Has God rejected his people, Paul asks in Romans 11:1? No. Paul himself is an Israelite, so obviously not all Israel is toast. As in the days of Elijah, God has chosen a "remnant" in his graciousness. So far Paul sounds a lot like he did in Romans 9. God gave the unbelieving in Israel a "sluggish spirit" so that they would not see or hear the message (11:8-9, NRSV). "Their eyes are darkened so they cannot see" (11:10).
However, then he goes on. "Did they stumble so as to fall beyond recovery?" (11:11). Here is the key to understanding what is really going on here. Even those "predestined for disbelief" can come back! This is certainly not the kind of predestination of some Christian traditions. Indeed, John Calvin logically reasoned that if God decides who will be saved, then you must remain saved till the end. God does not change his mind but has made the decision from all eternity and your will has no part in it.
The predestined in this scheme cannot change places.  Either God has chosen you or he has not. But in the rest of Romans 11, Paul begins to chart out the eventual return of ethnic Israel from its current "hardness of heart." What is going on right now, Paul says, is that God had a plan to bring the Gentiles to salvation. Israel's current hardness is all part of the plan. First, God is using their hardness of heart to bring the Gentiles in. Then he will bring the Jews back in again too.
Clearly Paul is trying to make sense of what must have been a troubling phenomenon among the earliest Christians: Gentiles seemed much more receptive to the Christian message than the Jews themselves did. Paul chalks it up to the mystery of God's will. This is all part of the plan. If you think of a tree, God has cut out a good number of the "natural branches" and grafted in some Gentile branches that were not part of the original tree (11:17). He is making the natural branches jealous (11:11).

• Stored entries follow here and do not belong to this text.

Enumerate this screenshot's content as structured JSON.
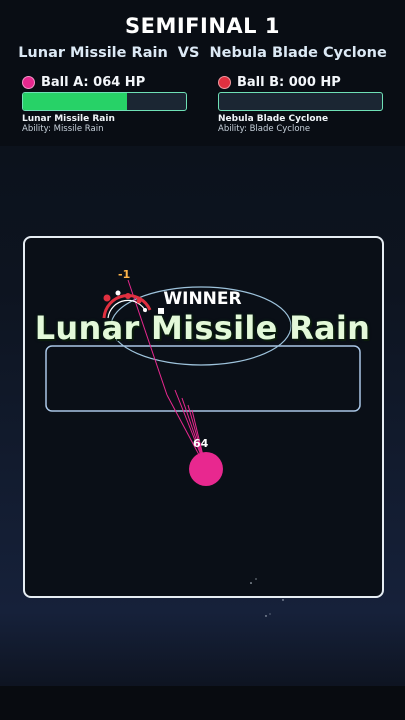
{
  "header": {
    "title": "SEMIFINAL 1",
    "fighter_a": "Lunar Missile Rain",
    "vs": "VS",
    "fighter_b": "Nebula Blade Cyclone"
  },
  "ball_a": {
    "label": "Ball A: 064 HP",
    "name": "Lunar Missile Rain",
    "ability": "Ability: Missile Rain",
    "hp_fraction": 0.64,
    "color": "#e8288f"
  },
  "ball_b": {
    "label": "Ball B: 000 HP",
    "name": "Nebula Blade Cyclone",
    "ability": "Ability: Blade Cyclone",
    "hp_fraction": 0.0,
    "color": "#e03040"
  },
  "result": {
    "winner_label": "WINNER",
    "winner_name": "Lunar Missile Rain"
  },
  "arena": {
    "ball_hp_text": "64",
    "damage_text": "-1"
  },
  "colors": {
    "hp_fill": "#27d267",
    "hp_border": "#6fe0b6",
    "arena_border": "#e6edf3",
    "inner_rect": "#a9c6e6"
  }
}
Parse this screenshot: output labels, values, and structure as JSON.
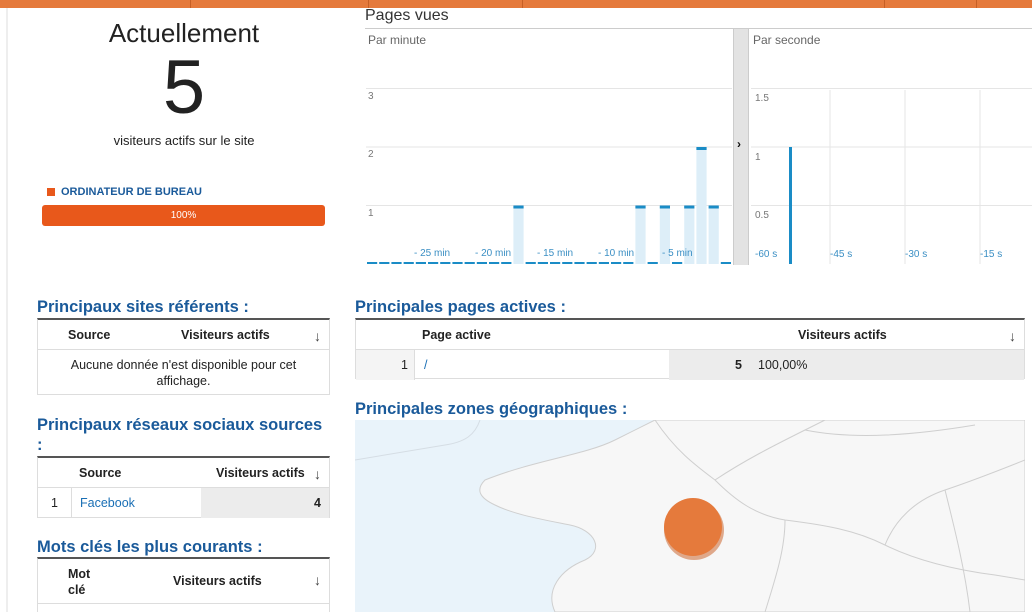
{
  "current": {
    "title": "Actuellement",
    "count": "5",
    "subtitle": "visiteurs actifs sur le site",
    "device_label": "ORDINATEUR DE BUREAU",
    "device_percent_text": "100%",
    "device_fraction": 1.0,
    "device_color": "#e8581b"
  },
  "pageviews": {
    "title": "Pages vues",
    "per_minute": {
      "label": "Par minute",
      "y_ticks": [
        "3",
        "2",
        "1"
      ],
      "x_ticks": [
        "- 25 min",
        "- 20 min",
        "- 15 min",
        "- 10 min",
        "- 5 min"
      ],
      "values": [
        0,
        0,
        0,
        0,
        0,
        0,
        0,
        0,
        0,
        0,
        0,
        0,
        1,
        0,
        0,
        0,
        0,
        0,
        0,
        0,
        0,
        0,
        1,
        0,
        1,
        0,
        1,
        2,
        1,
        0
      ]
    },
    "per_second": {
      "label": "Par seconde",
      "y_ticks": [
        "1.5",
        "1",
        "0.5"
      ],
      "x_ticks": [
        "-60 s",
        "-45 s",
        "-30 s",
        "-15 s"
      ],
      "spike_value": 1
    },
    "expand_icon": "chevron-right-icon"
  },
  "referrers": {
    "title": "Principaux sites référents :",
    "col_source": "Source",
    "col_visitors": "Visiteurs actifs",
    "empty_text": "Aucune donnée n'est disponible pour cet affichage."
  },
  "social": {
    "title": "Principaux réseaux sociaux sources :",
    "col_source": "Source",
    "col_visitors": "Visiteurs actifs",
    "rows": [
      {
        "index": "1",
        "source": "Facebook",
        "visitors": "4"
      }
    ]
  },
  "keywords": {
    "title": "Mots clés les plus courants :",
    "col_keyword": "Mot clé",
    "col_visitors": "Visiteurs actifs"
  },
  "pages": {
    "title": "Principales pages actives :",
    "col_page": "Page active",
    "col_visitors": "Visiteurs actifs",
    "rows": [
      {
        "index": "1",
        "page": "/",
        "visitors": "5",
        "percent": "100,00%"
      }
    ]
  },
  "geo": {
    "title": "Principales zones géographiques :",
    "bubble_color": "#e57a3c"
  },
  "colors": {
    "accent_orange": "#e57a3c",
    "link_blue": "#1a5a9a",
    "bar_blue": "#1a8cc6",
    "bar_fill": "#ddeef8"
  }
}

But this is of course not a matter for boasting, as if the Gentile branches are "eternally secure." If God did not spare the natural branches, he certainly will not spare the granted in branches if they were to become arrogant about their new identity (11:21). Clearly these are not the sorts of things we would expect Paul to say if the Calvinist interpretation of Romans 9 were correct. The destiny of each type of branch is reversable. Indeed, the way the branches conduct themselves has a direct bearing on whether they get to stay in the tree at all. In short, Paul sees one's location in the tree as contingent on human response. Most of ethnic Israel is currently out because of unbelief (11:20), but they can come back in if they start believing. Many Gentiles are in because they have believed, but if they become arrogant they will be grafted back out.
 It is true that, just as in Romans 9, Paul is not talking specifically about individuals in Romans 11. Paul is talking about the direction of Israel as a whole. Someone might suggest, then, that while the direction of Israel as a whole might change, Paul's plan for specific individuals must logically remain the same. But can you see how far removed this entire discussion is from what Paul is actually talking about? Romans 9-11 is focused on individuals but on the fate of Israel.